Asthma and chronic obstructive pulmonary disease (COPD) are the most prevalent chronic respiratory diseases. Theophylline is used for its bronchodilator and anti-inflammatory effects, but its clinical use is declining due to a narrow therapeutic index and metabolism by cytochrome enzymes, which increases the risk of drug interactions and toxicity. Chrysin, a BCS class II flavonoid, exhibits anti-inflammatory and antioxidant activities and reported to inhibit cytochrome enzymes. Drug-drug eutectic mixtures are increasingly explored to enhance the solubility and bioavailability of poorly water-soluble drugs. In this context, a eutectic mixture of chrysin and theophylline was prepared using a simple, eco-friendly grinding method, with theophylline (a BCS class I drug) serving as a coformer.

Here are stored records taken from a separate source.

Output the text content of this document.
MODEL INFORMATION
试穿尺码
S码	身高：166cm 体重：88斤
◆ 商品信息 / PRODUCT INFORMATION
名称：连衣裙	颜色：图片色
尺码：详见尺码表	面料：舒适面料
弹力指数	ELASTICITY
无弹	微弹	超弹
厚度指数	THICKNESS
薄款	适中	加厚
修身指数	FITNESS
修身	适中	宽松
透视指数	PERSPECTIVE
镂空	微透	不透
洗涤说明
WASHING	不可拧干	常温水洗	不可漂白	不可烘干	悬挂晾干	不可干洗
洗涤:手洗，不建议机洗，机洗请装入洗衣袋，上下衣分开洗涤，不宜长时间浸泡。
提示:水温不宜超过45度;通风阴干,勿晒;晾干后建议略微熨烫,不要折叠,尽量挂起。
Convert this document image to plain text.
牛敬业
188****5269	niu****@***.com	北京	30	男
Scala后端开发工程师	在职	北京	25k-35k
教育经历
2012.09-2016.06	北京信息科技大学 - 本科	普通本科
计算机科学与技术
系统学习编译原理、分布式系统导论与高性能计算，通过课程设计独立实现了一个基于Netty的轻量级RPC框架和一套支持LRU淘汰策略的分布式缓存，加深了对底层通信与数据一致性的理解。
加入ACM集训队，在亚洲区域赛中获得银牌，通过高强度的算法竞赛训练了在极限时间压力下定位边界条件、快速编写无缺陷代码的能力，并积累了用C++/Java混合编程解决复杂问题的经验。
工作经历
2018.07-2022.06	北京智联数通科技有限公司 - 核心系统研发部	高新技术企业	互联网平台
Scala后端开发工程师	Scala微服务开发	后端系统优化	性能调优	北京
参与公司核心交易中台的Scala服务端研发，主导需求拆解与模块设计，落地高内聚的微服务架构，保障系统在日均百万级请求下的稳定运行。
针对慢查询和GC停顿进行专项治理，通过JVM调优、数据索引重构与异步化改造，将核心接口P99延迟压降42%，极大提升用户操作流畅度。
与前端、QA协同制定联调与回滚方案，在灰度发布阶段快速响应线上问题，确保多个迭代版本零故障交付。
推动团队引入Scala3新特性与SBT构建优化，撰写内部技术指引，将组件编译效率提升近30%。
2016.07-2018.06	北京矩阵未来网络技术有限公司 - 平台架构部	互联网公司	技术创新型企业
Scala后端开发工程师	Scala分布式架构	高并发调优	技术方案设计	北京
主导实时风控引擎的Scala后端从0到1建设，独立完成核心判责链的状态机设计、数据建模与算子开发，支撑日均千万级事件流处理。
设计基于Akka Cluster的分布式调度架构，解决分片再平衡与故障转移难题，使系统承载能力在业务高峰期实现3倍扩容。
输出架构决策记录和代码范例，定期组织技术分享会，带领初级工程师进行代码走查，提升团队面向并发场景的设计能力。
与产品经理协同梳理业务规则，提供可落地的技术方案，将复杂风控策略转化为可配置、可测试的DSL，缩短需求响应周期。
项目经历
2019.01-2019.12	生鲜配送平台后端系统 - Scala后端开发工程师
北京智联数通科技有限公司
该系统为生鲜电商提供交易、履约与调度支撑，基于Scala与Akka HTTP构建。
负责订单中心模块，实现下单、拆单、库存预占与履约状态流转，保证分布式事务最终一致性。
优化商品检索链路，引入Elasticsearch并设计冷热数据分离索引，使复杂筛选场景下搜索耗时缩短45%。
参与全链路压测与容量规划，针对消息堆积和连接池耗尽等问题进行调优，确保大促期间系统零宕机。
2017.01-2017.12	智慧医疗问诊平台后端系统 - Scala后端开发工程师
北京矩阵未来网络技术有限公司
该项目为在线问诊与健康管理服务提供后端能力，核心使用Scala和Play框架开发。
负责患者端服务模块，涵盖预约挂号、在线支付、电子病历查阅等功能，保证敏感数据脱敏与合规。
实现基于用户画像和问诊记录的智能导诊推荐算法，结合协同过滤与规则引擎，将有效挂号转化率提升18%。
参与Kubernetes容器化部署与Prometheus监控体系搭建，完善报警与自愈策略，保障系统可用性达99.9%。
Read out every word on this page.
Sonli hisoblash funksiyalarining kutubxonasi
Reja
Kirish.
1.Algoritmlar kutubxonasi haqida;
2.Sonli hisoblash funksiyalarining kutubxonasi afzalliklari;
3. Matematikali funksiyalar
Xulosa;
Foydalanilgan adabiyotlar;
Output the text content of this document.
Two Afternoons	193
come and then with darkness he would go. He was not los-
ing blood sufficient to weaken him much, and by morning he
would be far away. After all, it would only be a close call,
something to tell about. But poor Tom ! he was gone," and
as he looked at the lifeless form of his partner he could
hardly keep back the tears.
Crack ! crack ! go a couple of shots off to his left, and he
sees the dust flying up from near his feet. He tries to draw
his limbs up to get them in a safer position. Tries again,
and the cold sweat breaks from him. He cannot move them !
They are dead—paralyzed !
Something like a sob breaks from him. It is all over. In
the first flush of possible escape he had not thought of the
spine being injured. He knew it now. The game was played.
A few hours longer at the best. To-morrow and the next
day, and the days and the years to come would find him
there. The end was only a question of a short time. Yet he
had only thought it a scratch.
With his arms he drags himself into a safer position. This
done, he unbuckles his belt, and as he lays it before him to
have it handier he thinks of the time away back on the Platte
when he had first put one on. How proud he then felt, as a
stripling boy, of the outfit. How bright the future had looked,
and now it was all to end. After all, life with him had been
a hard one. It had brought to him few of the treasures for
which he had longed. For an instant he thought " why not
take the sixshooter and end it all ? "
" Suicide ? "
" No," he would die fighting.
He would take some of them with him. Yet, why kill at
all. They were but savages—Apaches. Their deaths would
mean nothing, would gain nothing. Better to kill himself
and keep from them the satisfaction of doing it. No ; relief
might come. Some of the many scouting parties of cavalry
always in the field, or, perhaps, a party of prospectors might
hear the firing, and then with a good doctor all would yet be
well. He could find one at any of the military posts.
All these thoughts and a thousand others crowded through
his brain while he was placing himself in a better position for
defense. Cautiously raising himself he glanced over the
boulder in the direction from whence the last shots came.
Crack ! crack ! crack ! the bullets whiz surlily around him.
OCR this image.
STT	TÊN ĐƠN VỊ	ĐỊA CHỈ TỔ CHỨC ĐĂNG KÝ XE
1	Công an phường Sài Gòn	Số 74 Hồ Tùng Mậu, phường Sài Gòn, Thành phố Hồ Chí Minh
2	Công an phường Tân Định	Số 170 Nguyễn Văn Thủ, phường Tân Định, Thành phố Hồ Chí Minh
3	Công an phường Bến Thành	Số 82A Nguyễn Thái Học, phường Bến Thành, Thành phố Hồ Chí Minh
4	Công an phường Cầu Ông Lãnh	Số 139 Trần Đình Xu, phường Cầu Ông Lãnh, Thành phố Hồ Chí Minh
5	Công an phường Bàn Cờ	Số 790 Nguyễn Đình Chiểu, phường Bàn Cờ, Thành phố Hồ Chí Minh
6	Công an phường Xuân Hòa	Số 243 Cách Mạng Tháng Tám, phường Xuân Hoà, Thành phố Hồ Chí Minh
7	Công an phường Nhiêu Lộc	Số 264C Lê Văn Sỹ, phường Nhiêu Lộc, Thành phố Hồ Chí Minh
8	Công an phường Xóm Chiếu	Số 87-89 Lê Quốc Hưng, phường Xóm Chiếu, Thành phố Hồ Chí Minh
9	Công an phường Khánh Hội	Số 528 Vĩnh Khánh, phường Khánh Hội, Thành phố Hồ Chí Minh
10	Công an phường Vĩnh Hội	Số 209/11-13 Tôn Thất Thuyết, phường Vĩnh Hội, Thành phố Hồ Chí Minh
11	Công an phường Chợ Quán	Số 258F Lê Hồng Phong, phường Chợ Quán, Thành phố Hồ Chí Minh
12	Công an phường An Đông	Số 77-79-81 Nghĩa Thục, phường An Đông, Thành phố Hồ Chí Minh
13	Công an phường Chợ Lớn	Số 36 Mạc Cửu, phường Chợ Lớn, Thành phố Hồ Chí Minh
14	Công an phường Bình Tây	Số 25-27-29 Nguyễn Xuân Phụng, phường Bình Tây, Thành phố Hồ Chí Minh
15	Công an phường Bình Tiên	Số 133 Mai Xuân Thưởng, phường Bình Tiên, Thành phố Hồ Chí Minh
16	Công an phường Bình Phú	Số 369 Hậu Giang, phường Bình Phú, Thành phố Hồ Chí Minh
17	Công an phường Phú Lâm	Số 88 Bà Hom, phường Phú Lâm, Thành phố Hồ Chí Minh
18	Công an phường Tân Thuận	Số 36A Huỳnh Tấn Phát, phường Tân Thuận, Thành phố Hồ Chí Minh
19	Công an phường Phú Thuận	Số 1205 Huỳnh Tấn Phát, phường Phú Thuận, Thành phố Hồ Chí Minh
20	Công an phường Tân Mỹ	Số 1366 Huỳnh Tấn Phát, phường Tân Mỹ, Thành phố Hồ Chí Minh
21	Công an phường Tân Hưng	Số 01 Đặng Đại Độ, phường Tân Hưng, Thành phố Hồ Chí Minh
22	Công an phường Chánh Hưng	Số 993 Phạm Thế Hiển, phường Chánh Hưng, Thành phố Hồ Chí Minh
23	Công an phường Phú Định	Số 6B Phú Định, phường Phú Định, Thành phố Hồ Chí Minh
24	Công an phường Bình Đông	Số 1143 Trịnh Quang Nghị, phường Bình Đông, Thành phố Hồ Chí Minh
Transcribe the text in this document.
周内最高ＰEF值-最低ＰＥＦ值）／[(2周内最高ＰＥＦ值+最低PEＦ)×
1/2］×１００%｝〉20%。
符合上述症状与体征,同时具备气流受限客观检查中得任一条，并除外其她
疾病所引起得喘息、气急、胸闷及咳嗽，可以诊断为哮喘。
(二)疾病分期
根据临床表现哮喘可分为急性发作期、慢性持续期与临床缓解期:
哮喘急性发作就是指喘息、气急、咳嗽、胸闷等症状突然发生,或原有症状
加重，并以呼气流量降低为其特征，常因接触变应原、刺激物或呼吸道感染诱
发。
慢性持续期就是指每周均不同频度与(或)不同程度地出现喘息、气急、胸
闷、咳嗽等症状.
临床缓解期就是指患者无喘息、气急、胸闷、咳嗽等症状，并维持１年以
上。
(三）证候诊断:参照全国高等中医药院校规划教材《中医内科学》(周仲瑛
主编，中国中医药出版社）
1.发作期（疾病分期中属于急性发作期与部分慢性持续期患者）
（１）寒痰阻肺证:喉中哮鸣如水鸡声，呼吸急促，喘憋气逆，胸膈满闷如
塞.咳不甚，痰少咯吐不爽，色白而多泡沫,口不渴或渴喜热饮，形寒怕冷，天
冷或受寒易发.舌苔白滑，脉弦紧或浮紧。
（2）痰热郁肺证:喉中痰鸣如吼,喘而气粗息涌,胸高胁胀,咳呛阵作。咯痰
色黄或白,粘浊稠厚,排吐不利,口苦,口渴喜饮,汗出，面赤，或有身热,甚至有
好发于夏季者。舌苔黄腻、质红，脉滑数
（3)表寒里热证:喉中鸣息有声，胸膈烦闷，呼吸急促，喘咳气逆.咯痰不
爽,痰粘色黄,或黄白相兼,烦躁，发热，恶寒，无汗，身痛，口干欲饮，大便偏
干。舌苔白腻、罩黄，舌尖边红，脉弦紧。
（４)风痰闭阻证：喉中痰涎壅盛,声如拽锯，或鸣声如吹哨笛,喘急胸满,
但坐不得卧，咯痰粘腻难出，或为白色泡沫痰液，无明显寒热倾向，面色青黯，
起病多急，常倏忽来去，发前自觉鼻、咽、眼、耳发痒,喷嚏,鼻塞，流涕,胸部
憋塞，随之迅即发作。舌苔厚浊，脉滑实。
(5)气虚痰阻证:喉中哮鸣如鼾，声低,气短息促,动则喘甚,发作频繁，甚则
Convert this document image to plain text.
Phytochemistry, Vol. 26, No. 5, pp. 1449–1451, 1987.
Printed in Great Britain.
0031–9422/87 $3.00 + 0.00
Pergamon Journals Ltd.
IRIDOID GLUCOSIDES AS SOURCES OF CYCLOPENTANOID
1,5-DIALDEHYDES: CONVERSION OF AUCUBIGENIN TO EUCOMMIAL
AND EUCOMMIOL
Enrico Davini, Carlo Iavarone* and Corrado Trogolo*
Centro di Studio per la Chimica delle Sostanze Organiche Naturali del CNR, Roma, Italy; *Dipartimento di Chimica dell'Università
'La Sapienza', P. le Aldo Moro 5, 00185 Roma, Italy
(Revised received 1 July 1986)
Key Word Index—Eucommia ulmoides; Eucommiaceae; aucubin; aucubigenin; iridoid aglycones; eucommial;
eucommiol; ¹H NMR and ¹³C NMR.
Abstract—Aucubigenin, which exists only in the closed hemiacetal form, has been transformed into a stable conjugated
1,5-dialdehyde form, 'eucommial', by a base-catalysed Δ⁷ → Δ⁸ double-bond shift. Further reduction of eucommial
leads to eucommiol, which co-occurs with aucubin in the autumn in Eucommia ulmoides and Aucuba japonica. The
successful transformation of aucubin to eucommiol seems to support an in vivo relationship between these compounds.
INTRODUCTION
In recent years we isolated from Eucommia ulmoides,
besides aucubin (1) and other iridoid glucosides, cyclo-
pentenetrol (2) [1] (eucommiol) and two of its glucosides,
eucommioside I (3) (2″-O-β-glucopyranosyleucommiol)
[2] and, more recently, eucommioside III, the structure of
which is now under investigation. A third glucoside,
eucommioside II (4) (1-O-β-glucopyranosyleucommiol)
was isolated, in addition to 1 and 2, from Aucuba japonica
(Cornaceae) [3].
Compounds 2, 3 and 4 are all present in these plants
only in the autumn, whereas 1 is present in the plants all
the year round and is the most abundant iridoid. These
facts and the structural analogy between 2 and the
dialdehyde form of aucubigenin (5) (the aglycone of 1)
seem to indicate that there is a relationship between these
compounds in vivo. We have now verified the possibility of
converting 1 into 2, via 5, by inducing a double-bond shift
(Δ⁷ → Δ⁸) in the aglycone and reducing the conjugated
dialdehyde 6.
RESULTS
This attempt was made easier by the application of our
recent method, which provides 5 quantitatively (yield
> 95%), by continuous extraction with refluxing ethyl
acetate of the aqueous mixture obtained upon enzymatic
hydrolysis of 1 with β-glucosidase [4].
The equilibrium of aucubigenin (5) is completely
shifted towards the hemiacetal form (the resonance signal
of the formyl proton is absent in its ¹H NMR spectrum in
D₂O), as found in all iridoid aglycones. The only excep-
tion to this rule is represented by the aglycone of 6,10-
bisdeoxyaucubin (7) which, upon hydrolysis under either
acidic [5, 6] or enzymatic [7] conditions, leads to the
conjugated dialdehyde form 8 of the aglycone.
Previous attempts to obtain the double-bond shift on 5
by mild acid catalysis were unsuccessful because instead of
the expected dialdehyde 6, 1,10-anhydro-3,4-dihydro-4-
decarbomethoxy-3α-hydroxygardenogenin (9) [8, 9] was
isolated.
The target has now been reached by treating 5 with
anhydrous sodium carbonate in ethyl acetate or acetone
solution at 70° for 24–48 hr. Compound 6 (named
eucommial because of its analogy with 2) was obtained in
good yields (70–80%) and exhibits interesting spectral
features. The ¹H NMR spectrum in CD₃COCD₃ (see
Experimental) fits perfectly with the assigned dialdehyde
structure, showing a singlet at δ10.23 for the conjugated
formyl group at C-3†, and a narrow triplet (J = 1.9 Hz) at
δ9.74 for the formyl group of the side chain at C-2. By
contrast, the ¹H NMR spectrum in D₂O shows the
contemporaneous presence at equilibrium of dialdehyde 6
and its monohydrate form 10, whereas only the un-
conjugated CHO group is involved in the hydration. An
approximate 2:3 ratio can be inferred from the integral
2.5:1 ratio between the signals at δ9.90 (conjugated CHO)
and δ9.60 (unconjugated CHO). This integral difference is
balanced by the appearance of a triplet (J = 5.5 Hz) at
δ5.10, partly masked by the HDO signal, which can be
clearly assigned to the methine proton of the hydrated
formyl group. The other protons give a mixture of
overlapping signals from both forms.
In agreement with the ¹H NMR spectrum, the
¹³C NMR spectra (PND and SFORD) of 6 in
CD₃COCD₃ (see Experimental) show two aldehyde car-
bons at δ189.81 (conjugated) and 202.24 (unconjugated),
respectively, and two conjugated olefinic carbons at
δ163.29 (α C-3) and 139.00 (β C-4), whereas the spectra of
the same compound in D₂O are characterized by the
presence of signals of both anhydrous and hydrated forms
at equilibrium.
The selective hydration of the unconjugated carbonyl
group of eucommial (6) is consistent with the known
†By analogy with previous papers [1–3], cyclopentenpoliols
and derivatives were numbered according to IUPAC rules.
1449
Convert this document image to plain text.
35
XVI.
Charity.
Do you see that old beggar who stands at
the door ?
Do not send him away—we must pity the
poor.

The prepared eutectic was characterized by differential scanning calorimetry (DSC), Fourier transform infrared spectroscopy (FTIR), hot stage microscopy (HSM), powder X-ray diffraction (PXRD), thermogravimetric analysis (TGA), Scanning Electron Microscopy with energy dispersive spectroscopy (FE SEM-EDS), in vitro dissolution studies and in vivo pharmacokinetic evaluation in Wistar rats. DSC studies confirmed eutectic formation as its melting point was below than that of melting point of chrysin and theophylline. It also confirmed a stoichiometric ratio of 1:2 between chrysin and theophylline. FTIR studies suggested intermolecular hydrogen bonding between chrysin and theophylline. The eutectic mixture significantly improved the aqueous solubility and dissolution rate of chrysin. Pharmacokinetic studies in rats showed a 3-fold increase in area under the curve (AUC) and a 2.87-fold increase in relative bioavailability of chrysin. This dual-drug eutectic may offer combined anti-inflammatory benefits and improved bioavailability for both agents, with chrysin’s cytochrome inhibition potentially reducing theophylline degradation, supporting its therapeutic potential in asthma and COPD.